Re: Boot failure on emev2/kzm9d (was: Re: [PATCH v2 11/11] mm/slab: lockless decision to grow cache)

From: Geert Uytterhoeven <geert@linux-m68k.org>
To: Paul McKenney <paulmck@linux.vnet.ibm.com>
Cc: Linux-Renesas <linux-renesas-soc@vger.kernel.org>,
	Andrew Morton <akpm@linux-foundation.org>,
	David Rientjes <rientjes@google.com>,
	"linux-kernel@vger.kernel.org" <linux-kernel@vger.kernel.org>,
	Pekka Enberg <penberg@kernel.org>, Linux MM <linux-mm@kvack.org>,
	Jesper Dangaard Brouer <brouer@redhat.com>,
	Joonsoo Kim <iamjoonsoo.kim@lge.com>,
	Christoph Lameter <cl@linux.com>,
	"linux-arm-kernel@lists.infradead.org" 
	<linux-arm-kernel@lists.infradead.org>
Subject: Re: Boot failure on emev2/kzm9d (was: Re: [PATCH v2 11/11] mm/slab: lockless decision to grow cache)
Date: Wed, 29 Jun 2016 19:52:06 +0200	[thread overview]
Message-ID: <CAMuHMdUfQ-gBqjZGvawf5zxgb-0UnWb+fzD-kcWU+kavwvadgQ@mail.gmail.com> (raw)
In-Reply-To: <20160629164415.GG4650@linux.vnet.ibm.com>

Hi Paul,

On Wed, Jun 29, 2016 at 6:44 PM, Paul E. McKenney
<paulmck@linux.vnet.ibm.com> wrote:
> On Wed, Jun 29, 2016 at 04:54:44PM +0200, Geert Uytterhoeven wrote:
>> On Thu, Jun 23, 2016 at 4:53 AM, Paul E. McKenney
>> <paulmck@linux.vnet.ibm.com> wrote:
>> > On Wed, Jun 22, 2016 at 07:47:42PM -0700, Paul E. McKenney wrote:
>
> [ . . . ]
>
>> > @@ -4720,11 +4720,18 @@ static void __init rcu_dump_rcu_node_tree(struct rcu_state *rsp)
>> >                         pr_info(" ");
>> >                         level = rnp->level;
>> >                 }
>> > -               pr_cont("%d:%d ^%d  ", rnp->grplo, rnp->grphi, rnp->grpnum);
>> > +               pr_cont("%d:%d/%#lx/%#lx ^%d  ", rnp->grplo, rnp->grphi,
>> > +                       rnp->qsmask,
>> > +                       rnp->qsmaskinit | rnp->qsmaskinitnext, rnp->grpnum);
>> >         }
>> >         pr_cont("\n");
>> >  }
>>
>> For me it always crashes during the 37th call of synchronize_sched() in
>> setup_kmem_cache_node(), which is the first call after secondary CPU bring up.
>> With your and my debug code, I get:
>>
>>   CPU: Testing write buffer coherency: ok
>>   CPU0: thread -1, cpu 0, socket 0, mpidr 80000000
>>   Setting up static identity map for 0x40100000 - 0x40100058
>>   cnt = 36, sync
>>   CPU1: thread -1, cpu 1, socket 0, mpidr 80000001
>>   Brought up 2 CPUs
>>   SMP: Total of 2 processors activated (2132.00 BogoMIPS).
>>   CPU: All CPU(s) started in SVC mode.
>>   rcu_node tree layout dump
>>    0:1/0x0/0x3 ^0
>
> Thank you for running this!
>
> OK, so RCU knows about both CPUs (the "0x3"), and the previous
> grace period has seen quiescent states from both of them (the "0x0").
> That would indicate that your synchronize_sched() showed up when RCU was
> idle, so it had to start a new grace period.  It also rules out failure
> modes where RCU thinks that there are more CPUs than really exist.
> (Don't laugh, such things have really happened.)
>
>>   devtmpfs: initialized
>>   VFP support v0.3: implementor 41 architecture 3 part 30 variant 9 rev 1
>>   clocksource: jiffies: mask: 0xffffffff max_cycles: 0xffffffff,
>> max_idle_ns: 19112604462750000 ns
>>
>> I hope it helps.

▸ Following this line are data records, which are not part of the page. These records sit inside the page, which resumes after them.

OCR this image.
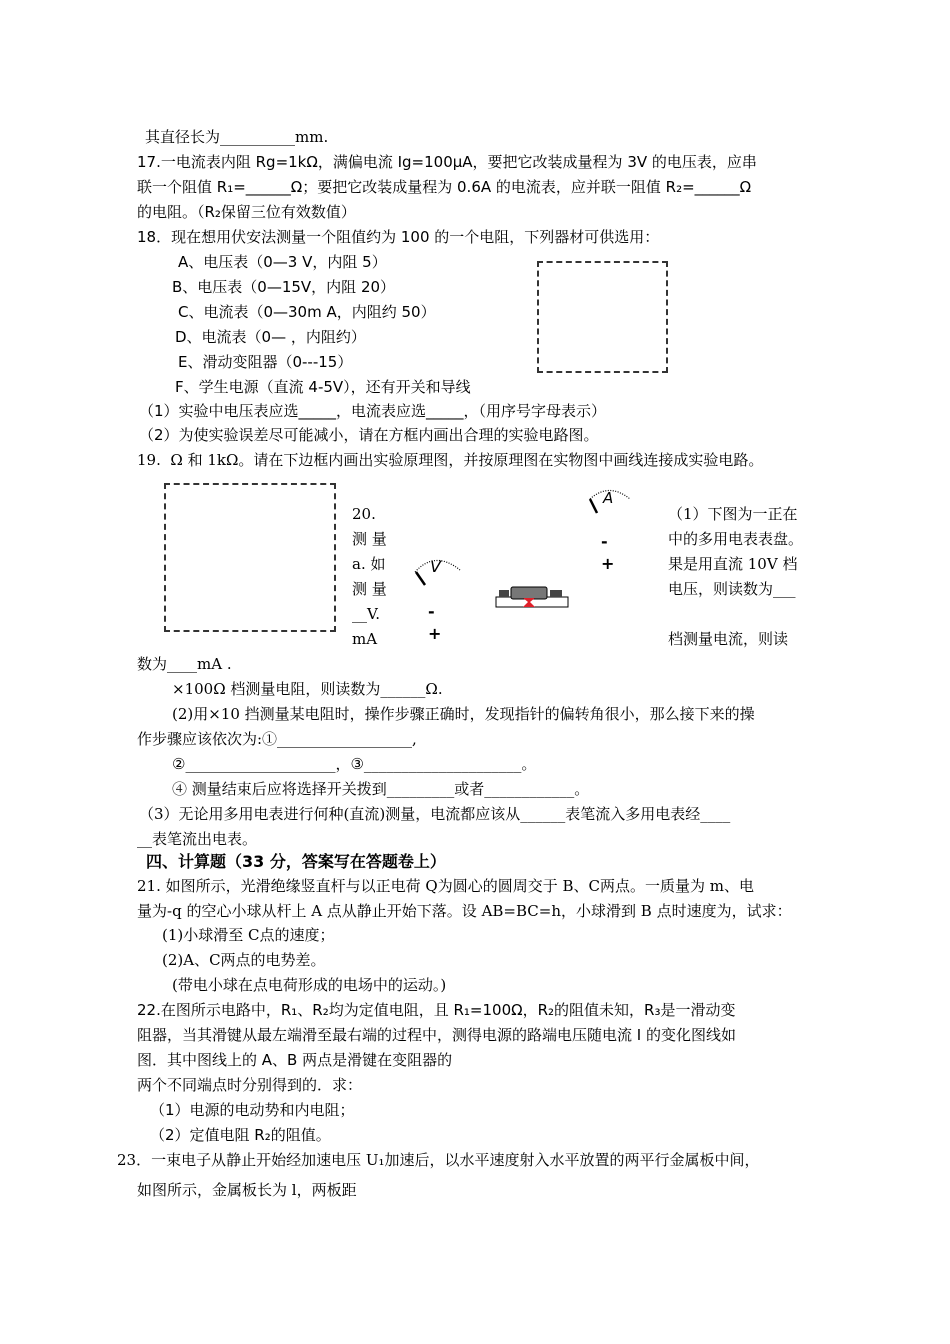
其直径长为__________mm.
17.一电流表内阻 Rg=1kΩ，满偏电流 Ig=100μA，要把它改装成量程为 3V 的电压表，应串
联一个阻值 R₁=______Ω；要把它改装成量程为 0.6A 的电流表，应并联一阻值 R₂=______Ω
的电阻。（R₂保留三位有效数值）
18．现在想用伏安法测量一个阻值约为 100 的一个电阻，下列器材可供选用：
A、电压表（0—3 V，内阻 5）
B、电压表（0—15V，内阻 20）
C、电流表（0—30m A，内阻约 50）
D、电流表（0— ，内阻约）
E、滑动变阻器（0---15）
F、学生电源（直流 4-5V），还有开关和导线
（1）实验中电压表应选_____，电流表应选_____，（用序号字母表示）
（2）为使实验误差尽可能减小，请在方框内画出合理的实验电路图。
19.  Ω 和 1kΩ。请在下边框内画出实验原理图，并按原理图在实物图中画线连接成实验电路。
20.
测 量
a. 如
测 量
__V.
mA
V
-
+
A
-
+
（1）下图为一正在
中的多用电表表盘。
果是用直流 10V 档
电压，则读数为___
档测量电流，则读
数为____mA .
×100Ω 档测量电阻，则读数为______Ω.
(2)用×10 挡测量某电阻时，操作步骤正确时，发现指针的偏转角很小，那么接下来的操
作步骤应该依次为:①__________________,
②____________________，③_____________________。
④ 测量结束后应将选择开关拨到_________或者____________。
（3）无论用多用电表进行何种(直流)测量，电流都应该从______表笔流入多用电表经____
__表笔流出电表。
四、计算题（33 分，答案写在答题卷上）
21. 如图所示，光滑绝缘竖直杆与以正电荷 Q为圆心的圆周交于 B、C两点。一质量为 m、电
量为-q 的空心小球从杆上 A 点从静止开始下落。设 AB=BC=h，小球滑到 B 点时速度为，试求：
(1)小球滑至 C点的速度；
(2)A、C两点的电势差。
(带电小球在点电荷形成的电场中的运动。)
22.在图所示电路中，R₁、R₂均为定值电阻，且 R₁=100Ω，R₂的阻值未知，R₃是一滑动变
阻器，当其滑键从最左端滑至最右端的过程中，测得电源的路端电压随电流 I 的变化图线如
图．其中图线上的 A、B 两点是滑键在变阻器的
两个不同端点时分别得到的．求：
（1）电源的电动势和内电阻；
（2）定值电阻 R₂的阻值。
23．一束电子从静止开始经加速电压 U₁加速后，以水平速度射入水平放置的两平行金属板中间，
如图所示，金属板长为 l，两板距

Thanks!
>
> I am going to guess that this was the first grace period since the second
> CPU came online.  When there only on CPU online, synchronize_sched()
> is a no-op.
>
> OK, this showed some things that aren't a problem.  What might the
> problem be?
>
> o       The grace-period kthread has not yet started.  It -should- start
>         at early_initcall() time, but who knows?  Adding code to print
>         out that kthread's task_struct address.
>
> o       The grace-period kthread might not be responding to wakeups.
>         Checking this requires that a grace period be in progress,
>         so please put a call_rcu_sched() just before the call to
>         rcu_dump_rcu_node_tree().  (Sample code below.)  Adding code
>         to my patch to print out more GP-kthread state as well.
>
> o       One of the CPUs might not be responding to RCU.  That -should-
>         result in an RCU CPU stall warning, so I will ignore this
>         possibility for the moment.
>
>         That said, do you have some way to determine whether scheduling
>         clock interrupts are really happening?  Without these interrupts,
>         no RCU CPU stall warnings.

I believe there are no clocksources yet. The jiffies clocksource is the first
clocksource found, and that happens after the first call to
synchronize_sched(), cfr. my dmesg snippet above.

In a working boot:
# cat /sys/bus/clocksource/devices/clocksource0/available_clocksource
e0180000.timer jiffies
# cat /sys/bus/clocksource/devices/clocksource0/current_clocksource
e0180000.timer

> OK, that should be enough for the next phase, please see the end for the
> patch.  This patch applies on top of my previous one.
>
> Could you please set this up as follows?
>
>         struct rcu_head rh;
>
>         rcu_dump_rcu_node_tree(&rcu_sched_state);  /* Initial state. */
>         call_rcu(&rh, do_nothing_cb);

I added an empty do_nothing_cb() for this:

    static void do_nothing_cb(struct rcu_head *rcu_head)
    {
    }

According to the debugging technique "comment everything out until it boots",
it now hangs in call_rcu().

>         schedule_timeout_uninterruptible(5 * HZ);  /* Or whatever delay. */
>         rcu_dump_rcu_node_tree(&rcu_sched_state);  /* GP state. */
>         synchronize_sched();  /* Probably hangs. */
>         rcu_barrier();  /* Drop RCU's references to rh before return. */

Thanks!

Gr{oetje,eeting}s,

                        Geert

--
Geert Uytterhoeven -- There's lots of Linux beyond ia32 -- geert@linux-m68k.org

In personal conversations with technical people, I call myself a hacker. But
when I'm talking to journalists I just say "programmer" or something like that.
                                -- Linus Torvalds